BARTHOLOMEW:  It's a bit of lateral thinking in that space. Finally, lets look towards the May Budget, we know so many people are doing it tough, particularly after overspending over Christmas that's going to continue into 2024. What will you be looking at in terms of helping middle income earners and people who are struggling at the moment because an ANU report shows that middle income earners are essentially earning less than before the pandemic because of the impact of interest rates and expensive lifestyles, Minister?

 

GALLAGHER: Well, what we've seen, so you know, in our first couple of Budgets, we've been trying to repair the Budget, get it in better shape, but also look at where we can make a difference without adding to inflation.
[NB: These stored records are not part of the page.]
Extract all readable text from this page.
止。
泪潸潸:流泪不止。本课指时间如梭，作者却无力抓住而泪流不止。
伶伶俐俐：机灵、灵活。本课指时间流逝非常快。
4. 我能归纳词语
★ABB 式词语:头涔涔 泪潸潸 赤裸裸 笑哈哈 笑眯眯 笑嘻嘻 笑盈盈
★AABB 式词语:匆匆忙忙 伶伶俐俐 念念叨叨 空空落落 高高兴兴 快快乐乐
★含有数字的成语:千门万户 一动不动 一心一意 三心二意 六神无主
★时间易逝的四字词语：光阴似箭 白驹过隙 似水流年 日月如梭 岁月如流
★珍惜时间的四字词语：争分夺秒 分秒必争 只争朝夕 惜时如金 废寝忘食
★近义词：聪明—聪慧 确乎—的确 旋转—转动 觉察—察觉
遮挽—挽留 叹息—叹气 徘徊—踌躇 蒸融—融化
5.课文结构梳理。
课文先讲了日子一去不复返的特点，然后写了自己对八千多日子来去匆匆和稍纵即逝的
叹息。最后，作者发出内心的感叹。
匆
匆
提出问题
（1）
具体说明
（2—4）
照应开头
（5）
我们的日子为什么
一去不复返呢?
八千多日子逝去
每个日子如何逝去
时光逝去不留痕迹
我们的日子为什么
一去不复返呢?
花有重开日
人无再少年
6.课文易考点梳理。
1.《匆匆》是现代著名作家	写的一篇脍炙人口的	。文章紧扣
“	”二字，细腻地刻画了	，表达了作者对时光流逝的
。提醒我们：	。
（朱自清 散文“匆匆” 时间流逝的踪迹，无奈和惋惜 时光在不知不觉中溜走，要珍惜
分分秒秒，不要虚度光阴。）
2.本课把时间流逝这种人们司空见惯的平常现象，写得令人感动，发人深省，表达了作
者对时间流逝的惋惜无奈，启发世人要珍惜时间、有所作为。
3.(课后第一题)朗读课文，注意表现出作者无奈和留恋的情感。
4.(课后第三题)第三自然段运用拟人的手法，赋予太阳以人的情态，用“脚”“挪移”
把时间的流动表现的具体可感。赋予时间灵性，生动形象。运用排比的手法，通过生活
So you saw that with the energy bill relief, childcare, some of the cheaper medicine proposals, but you know, the Treasurer and I have been very clear, the Prime Minister has been very clear, we have a look at how the economy is traveling, what's happening with inflation, and we are acutely aware that cost of living pressures, particularly for those with mortgages, who've been really feeling the impact of those interest rate increases is where the crunch is being felt right now. And the Prime Minister has, I think, been very clear in the last couple of days that he's wanting to consider more ways that we can assist those households with those pressures. And we'll be doing that in a sense, the work on the Budget began at the end of last year and we'll go right into it, you know, in the next couple of weeks.

 

BARTHOLOMEW:  Yeah, a very delicate balance economically moving forward. Thank you so much for your time this morning minister, we really appreciate it.